We got into this and went to a local park with a great view of Melbourne to see all the lights go out. It was a bit of a let down - not as many went out as we'd hoped. Then we went home and had dukkah in the dark, carrying around candles to and from the kitchen to bring over the plates of olive oil and bread! Good old fashioned lighting.
Shouldn't we be doing this more often?

Maggie said...

I agree when I was a small child we seemed to have lots of blackouts so we would get out the candles and sit around and chat. I also remember in the 70's it was fashionable to have dinner parties and have fondue heated gently over bees wax candles and and have candle lit dinners and someone would play guitar and we would sing and talk about all sorts of topics.

gardengal said...

Well I hate to be the voice of dissent, but if the Adelaide Council could turn off all the lights one night, but can't be bothered doing it every night, then they don't give a damn about the environment. Its just green washing.
The whole exercise is just to salve middle class angst. Wouldn't it be much better if everyone sat down and resolved not to leave any uneccessary lights on this year? To postpone buying that new car 'til next year? (and the year after and the year after). To examine every new purchase on a needs basis and not buy it if you don't need it? To examine every new purchase on its environmental foot print? To give up polar fleece and knit a jumper? To turn the telly, the computer and all their peripherals off at the power point every night? Not use the AC this summer?
If every person in the western world did one of those things this year, that would make a real impact.

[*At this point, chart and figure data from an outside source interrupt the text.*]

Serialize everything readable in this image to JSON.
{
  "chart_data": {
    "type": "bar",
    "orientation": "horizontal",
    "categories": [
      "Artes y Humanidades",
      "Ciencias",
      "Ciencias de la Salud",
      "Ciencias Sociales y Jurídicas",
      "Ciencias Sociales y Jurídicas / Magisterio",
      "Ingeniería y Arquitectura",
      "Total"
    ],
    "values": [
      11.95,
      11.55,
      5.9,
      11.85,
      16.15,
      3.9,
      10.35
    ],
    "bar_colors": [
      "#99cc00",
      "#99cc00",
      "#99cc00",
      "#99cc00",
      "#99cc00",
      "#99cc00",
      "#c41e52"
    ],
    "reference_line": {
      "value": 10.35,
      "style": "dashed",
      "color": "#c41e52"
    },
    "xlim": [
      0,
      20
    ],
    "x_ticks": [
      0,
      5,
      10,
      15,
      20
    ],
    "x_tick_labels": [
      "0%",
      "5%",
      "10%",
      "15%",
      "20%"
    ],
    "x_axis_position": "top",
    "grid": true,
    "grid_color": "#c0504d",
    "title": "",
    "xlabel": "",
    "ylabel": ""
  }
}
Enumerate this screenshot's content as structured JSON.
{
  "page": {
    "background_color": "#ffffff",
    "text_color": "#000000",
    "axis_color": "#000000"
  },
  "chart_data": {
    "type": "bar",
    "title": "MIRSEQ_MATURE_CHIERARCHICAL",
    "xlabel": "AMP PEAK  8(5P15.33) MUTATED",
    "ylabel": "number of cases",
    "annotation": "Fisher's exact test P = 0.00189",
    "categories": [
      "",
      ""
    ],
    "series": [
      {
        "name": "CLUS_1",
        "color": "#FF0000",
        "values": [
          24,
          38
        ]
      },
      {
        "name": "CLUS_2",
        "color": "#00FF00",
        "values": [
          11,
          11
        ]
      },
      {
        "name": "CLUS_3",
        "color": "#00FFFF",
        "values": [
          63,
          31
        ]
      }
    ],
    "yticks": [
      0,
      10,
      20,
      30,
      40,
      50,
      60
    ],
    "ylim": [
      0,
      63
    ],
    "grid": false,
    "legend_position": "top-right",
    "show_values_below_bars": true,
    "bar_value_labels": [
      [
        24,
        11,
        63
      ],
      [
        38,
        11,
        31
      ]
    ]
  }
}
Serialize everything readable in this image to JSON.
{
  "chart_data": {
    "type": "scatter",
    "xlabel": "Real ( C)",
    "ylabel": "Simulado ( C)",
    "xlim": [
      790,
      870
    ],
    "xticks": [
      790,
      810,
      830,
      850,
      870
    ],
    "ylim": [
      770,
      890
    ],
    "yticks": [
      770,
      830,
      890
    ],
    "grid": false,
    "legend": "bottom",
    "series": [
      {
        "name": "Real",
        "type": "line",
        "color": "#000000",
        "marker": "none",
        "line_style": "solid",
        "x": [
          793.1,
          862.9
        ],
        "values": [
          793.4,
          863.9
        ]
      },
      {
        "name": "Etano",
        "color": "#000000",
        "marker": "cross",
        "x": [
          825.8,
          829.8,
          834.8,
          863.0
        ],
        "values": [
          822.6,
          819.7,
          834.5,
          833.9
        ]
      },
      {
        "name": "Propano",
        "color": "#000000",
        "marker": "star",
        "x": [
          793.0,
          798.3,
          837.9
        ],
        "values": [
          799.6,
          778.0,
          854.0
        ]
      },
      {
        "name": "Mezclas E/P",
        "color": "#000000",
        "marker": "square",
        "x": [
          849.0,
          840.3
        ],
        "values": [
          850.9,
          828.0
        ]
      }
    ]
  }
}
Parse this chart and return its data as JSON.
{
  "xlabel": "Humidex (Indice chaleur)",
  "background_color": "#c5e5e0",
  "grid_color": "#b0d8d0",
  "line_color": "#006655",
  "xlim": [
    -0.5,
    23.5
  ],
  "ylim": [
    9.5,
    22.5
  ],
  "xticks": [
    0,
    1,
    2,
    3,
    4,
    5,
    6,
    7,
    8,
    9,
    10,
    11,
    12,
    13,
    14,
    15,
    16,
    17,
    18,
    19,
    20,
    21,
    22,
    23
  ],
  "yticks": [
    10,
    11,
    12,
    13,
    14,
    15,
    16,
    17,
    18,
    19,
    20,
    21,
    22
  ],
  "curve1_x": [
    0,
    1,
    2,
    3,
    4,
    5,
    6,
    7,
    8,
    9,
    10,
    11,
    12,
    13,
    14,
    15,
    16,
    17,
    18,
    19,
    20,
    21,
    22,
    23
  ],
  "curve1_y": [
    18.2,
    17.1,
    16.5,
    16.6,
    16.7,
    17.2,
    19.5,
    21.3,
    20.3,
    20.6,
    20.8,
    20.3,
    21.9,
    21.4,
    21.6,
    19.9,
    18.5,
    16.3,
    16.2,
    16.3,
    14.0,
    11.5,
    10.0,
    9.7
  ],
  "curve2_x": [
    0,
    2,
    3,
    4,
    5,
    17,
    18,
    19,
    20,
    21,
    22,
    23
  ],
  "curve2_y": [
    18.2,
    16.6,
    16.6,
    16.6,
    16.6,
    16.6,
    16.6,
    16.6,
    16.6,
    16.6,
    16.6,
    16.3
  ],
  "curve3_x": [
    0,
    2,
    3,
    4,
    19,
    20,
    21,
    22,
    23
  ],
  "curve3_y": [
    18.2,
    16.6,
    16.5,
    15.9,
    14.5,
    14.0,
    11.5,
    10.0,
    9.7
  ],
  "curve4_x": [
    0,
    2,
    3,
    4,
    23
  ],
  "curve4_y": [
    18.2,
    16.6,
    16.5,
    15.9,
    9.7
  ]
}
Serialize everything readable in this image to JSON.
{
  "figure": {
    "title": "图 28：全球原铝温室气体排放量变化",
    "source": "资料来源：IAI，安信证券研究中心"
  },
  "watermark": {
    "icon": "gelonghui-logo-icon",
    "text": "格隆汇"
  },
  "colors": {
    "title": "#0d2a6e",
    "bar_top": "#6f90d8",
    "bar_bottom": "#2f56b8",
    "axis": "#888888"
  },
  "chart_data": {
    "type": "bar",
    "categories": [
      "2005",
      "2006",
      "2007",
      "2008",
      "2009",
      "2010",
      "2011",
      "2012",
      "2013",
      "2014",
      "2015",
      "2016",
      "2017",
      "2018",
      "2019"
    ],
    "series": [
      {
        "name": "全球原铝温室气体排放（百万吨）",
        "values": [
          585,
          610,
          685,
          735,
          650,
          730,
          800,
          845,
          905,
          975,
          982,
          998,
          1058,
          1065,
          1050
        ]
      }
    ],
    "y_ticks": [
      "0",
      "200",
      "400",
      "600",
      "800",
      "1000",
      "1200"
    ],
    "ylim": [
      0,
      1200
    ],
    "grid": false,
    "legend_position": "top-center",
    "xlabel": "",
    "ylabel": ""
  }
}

And ... solar garden lights are not a sustainable form of lighting. They were never meant to be. They are a way of getting garden lights without running power into the garden.

Kate said...

Of course you are right and we all know that but all those other people out there need to be educated before any progress can be made. It is no good just you and I treading lightly, so somehow we have to gradually get into people's minds and I think an "Event" is probably, unfortunately the only way to grab the attention of most people. Secondly, solar lights are a fine way to illuminate a space inside at night. Of course it would be better to do more but surely having some people around and eating by the glow of these lanterns is a nice way to start a conversation with un-thinking friends about all this. Maybe you are just feeling a bit grumpy, gardengal, like I often do!

joco said...

Hiya Kate,

I only found out a few minutes before 20.00 hrs because of google's search page being black. No mention on our UK news either before or after the event.

We spent a happy hour just sitting in the dark, not even a candle or torch. ( solar lanterns: brill!)

I would have liked to learn what impact an hour makes, globally or by country. We live in the middle of nowhere, so I couldn't even tell how many took part as there are never any lights visible.

This ought to be a weekly occurrance. Great job you over there starting this last year.